Active Site Purines and Catalysis of RNA Self‐cleavage

The hairpin ribozyme mediates catalysis through nucleotide functional groups, without metal cation cofactors. The positions of G8 and A38 in the ribozyme active site resemble the orientation of two histidines in the active site of ribonuclease A, leading to the model that G8 and A38 mediate catalysis through a similar general acid base mechanism. However, adenosine and guanosine undergo ionization only at pH extremes, at least in solution, which seems to make them poor acid base catalysts. We used 8‐azapurine fluorescence to learn whether purine ionization equilibria change in the active site relative to pK a values in solution. 8‐azapurines display high fluorescence emission intensity when N1 is deprotonated and low intensity when N1 is protonated.
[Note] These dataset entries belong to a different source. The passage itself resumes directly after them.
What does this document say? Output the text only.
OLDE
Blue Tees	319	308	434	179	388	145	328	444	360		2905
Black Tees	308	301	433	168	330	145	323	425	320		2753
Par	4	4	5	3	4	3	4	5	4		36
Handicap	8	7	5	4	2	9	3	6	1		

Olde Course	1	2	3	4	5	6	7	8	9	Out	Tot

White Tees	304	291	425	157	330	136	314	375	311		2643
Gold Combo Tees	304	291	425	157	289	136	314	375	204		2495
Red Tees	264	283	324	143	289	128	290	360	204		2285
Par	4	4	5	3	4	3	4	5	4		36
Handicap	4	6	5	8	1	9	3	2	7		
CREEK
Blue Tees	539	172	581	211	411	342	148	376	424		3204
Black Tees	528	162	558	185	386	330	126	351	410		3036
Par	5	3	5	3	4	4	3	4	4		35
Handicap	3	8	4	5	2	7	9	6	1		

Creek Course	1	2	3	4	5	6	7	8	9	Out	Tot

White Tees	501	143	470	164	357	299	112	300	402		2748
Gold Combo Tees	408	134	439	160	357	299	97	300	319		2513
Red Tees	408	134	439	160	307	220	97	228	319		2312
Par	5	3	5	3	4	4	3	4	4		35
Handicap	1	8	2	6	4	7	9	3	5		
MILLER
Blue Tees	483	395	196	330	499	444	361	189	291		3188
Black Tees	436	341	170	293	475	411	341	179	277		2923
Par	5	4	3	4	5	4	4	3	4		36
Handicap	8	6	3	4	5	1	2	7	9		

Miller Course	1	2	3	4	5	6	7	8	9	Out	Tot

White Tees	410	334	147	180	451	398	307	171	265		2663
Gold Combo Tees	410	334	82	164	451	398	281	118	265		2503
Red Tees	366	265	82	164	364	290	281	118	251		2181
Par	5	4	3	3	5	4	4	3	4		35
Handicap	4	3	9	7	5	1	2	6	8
A ribozyme with 8azaG8 exhibits full catalytic activity and cleaves with an apparent pK a value in the neutral range, similar to an unmodified ribozyme. Microscopic pK a values for deprotonation of 8azaG in the active site were about 3 units higher than apparent pK a values determined from the pH dependence of self‐cleavage kinetics. Thus, the increase in self‐cleavage activity with increasing pH does not reflect G8 deprotonation and G8 is mostly protonated at neutral pH. A simple interpretation of these results is that G8 functions in the protonated form, perhaps by donating hydrogen bonds that stabilize the transition state.